Push-only git server

Author

Kristof Kovacs

Software Architect & DevOps Consultant

Hello, I’m Kristof, a human being like you, and an easy to work with, friendly guy.

I've been a programmer, a consultant, CIO in startups, head of software development in government, and built two software companies.

Some days I’m coding Golang in the guts of a system and other days I'm wearing a suit to help clients with their DevOps practices.

Sometimes, working in some restricted environment, you need to push a few commits back to a git repo (for example, a hotfix). The git binary has a relatively obscure http-backend command that can help.
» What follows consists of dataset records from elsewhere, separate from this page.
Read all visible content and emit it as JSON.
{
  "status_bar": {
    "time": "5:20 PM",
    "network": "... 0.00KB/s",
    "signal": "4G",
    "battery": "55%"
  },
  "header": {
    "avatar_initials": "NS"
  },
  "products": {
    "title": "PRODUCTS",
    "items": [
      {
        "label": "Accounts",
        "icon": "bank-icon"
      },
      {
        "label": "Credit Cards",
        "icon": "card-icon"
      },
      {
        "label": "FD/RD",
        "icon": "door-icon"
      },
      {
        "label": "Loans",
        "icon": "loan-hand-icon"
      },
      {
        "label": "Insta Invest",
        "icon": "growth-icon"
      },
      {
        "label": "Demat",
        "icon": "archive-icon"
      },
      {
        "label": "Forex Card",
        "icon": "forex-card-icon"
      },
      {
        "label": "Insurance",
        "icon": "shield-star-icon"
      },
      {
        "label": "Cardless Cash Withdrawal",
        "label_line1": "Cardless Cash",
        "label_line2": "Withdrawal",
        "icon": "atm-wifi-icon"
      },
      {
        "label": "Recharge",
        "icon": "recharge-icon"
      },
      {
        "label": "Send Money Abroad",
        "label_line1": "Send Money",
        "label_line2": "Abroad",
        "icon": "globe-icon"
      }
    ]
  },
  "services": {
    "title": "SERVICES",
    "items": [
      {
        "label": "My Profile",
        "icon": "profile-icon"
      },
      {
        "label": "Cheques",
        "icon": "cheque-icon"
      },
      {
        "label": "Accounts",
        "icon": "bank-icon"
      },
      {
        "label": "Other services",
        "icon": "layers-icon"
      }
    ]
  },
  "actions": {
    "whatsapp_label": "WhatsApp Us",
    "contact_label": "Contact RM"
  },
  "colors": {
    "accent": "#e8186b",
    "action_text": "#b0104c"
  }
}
WARNING! This is hack-ish, and should be used only if you have a good reason to. You really should NOT use this over the Internet, since it's unencrypted. But it is safe in that your repo can't be cloned from the temporary, receiving server. It's push-only.

RECEIVING side, make a "bare" copy of the original repo:

git clone --bare url-of-the-the-original-repo bare
cd bare

RECEIVING side, run git http-backend like this:

sudo sysctl net.ipv4.ip_unprivileged_port_start=0 # If you need a <1024 port
git config --local http.receivepack true # Needed for push
git config --local http.uploadpack false # Disabling clone/pull
git config --local http.getanyfile false # Disabling ancient functionality
mkdir cgi-bin; printf '#!/bin/bash\nGIT_HTTP_EXPORT_ALL=1 git http-backend' >cgi-bin/repo; chmod 755 cgi-bin/repo
python3 -m http.server --cgi 80

SENDING side (where you push from):

git push http://SERVERNAME/cgi-bin/repo

RECEIVING side, forward the reveived commits to the original repo:

git push --all origin

Then stop the server. This is unsafe to keep running for more than a few moments (anyone could push you code without authentication).